Wednesday, July 20, 2011

Another BIG Day!!!!

10 pork butts coming right up.....but not really & for 2 reasons; they take about 10 hours to cook not to mention a day or two to let the dry rub soak in. Interesting that they are not butts at all but in fact pork shoulders and I don't really know why they are call butts when they are clearly shoulders but I seem to remember reading something about the folks in Boston and salt pork however the memories are sketchy.

An interesting fact I learned on this go around is that 10 butts will nicely fit in the large Coleman cooler. How you might wonder did I find this out..... well let me tell you. I don't have a fridge large enough to hold 10 butts for the 24 to 36 hours the dry rub settles in so I arrange to keep them in the cooler at our parish kitchen.

(Actual start time shown.) Now since the cooking needs to commence at 5 am I couldn't really go to the church to get the meat that early.........




so I figured I would bring them home the evening before and keep them in the coolers we normally take camping.

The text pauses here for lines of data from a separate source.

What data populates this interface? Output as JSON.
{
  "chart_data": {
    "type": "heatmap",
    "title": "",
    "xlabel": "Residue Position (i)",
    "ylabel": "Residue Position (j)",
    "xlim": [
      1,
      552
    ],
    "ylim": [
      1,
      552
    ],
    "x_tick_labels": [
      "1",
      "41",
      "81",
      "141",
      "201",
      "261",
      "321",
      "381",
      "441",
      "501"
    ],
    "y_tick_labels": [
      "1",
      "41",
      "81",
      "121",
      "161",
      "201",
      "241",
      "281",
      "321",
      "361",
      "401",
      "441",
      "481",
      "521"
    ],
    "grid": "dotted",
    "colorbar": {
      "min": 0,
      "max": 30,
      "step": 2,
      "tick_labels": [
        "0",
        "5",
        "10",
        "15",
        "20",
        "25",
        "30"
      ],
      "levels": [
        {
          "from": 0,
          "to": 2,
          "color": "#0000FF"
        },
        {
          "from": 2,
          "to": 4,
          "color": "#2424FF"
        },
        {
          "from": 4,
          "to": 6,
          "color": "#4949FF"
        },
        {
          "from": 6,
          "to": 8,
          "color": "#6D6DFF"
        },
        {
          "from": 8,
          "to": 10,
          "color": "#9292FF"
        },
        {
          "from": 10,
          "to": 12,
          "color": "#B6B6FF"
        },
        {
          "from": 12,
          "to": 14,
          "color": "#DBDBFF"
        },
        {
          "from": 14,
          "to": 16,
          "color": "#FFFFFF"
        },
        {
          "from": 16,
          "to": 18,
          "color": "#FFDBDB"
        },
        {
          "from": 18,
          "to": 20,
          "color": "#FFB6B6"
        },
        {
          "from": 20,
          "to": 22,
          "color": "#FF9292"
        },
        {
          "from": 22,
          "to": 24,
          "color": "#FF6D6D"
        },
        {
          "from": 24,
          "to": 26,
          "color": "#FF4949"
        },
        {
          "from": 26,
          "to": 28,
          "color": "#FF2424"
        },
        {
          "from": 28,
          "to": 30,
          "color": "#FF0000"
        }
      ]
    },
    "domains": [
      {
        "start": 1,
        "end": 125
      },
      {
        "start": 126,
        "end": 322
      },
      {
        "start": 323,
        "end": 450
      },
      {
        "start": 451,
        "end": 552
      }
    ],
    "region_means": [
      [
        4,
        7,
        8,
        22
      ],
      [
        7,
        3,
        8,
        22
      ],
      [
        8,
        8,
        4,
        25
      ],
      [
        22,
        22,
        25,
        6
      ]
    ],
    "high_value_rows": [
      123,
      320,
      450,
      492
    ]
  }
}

As it turns I only needed the larger of the 2 coolers like the one pictured....so that's how I found out how many butts fit in this size cooler.



Oh yeah that's another thing that takes some time ahead of time if that makes sense and that is the Mop.

I mentioned it in the post The Big Day the list of the ingredients for the mop...as apple cider, white vinegar, oregano, granulated garlic, black pepper, cayenne pepper mixture. But this time I used malt vinegar and not apple cider. I could say that this was an experiment to analyze the difference between these 2 vinegars but I would be lying. When I bought the ingredients for the malt for some reason I thought I had used malt vinegar...............one of my brain synapse must have gotten connected wrong. Other than the start time being earlier the sequence of events was pretty much the same. 1/2 hour checks on the temperature and shuffling of the 2 end pieces, with the addition of some foil under the relocated end pieces after the first couple hours. The less you open the cooking chamber the more the temperature remains steady and that make even cooking easier.

The mop was applied liberally every 1/2 hour for the last 5 or so hours and like the last post The Big Day, I forgot to take a photo of the finished goods. It's sort of a real flurry of activity in the final 1 or 2 hours after the decisions is made that things are done cooking. 10 pork butts take up quite a lot of space, a little less than when they are raw, due to shrinkage. I read that the weight may reduce as much as 20% but have never done the weight before and after cooking. Getting these very hot, very tender chunks of pork from my place to the church required 2 large pans and several yards of aluminum foil. Luckily I had many good helpers waiting to assist, hands on, to pull the meat from the bones and in to bite size mouth watering morsels of smokey goodness.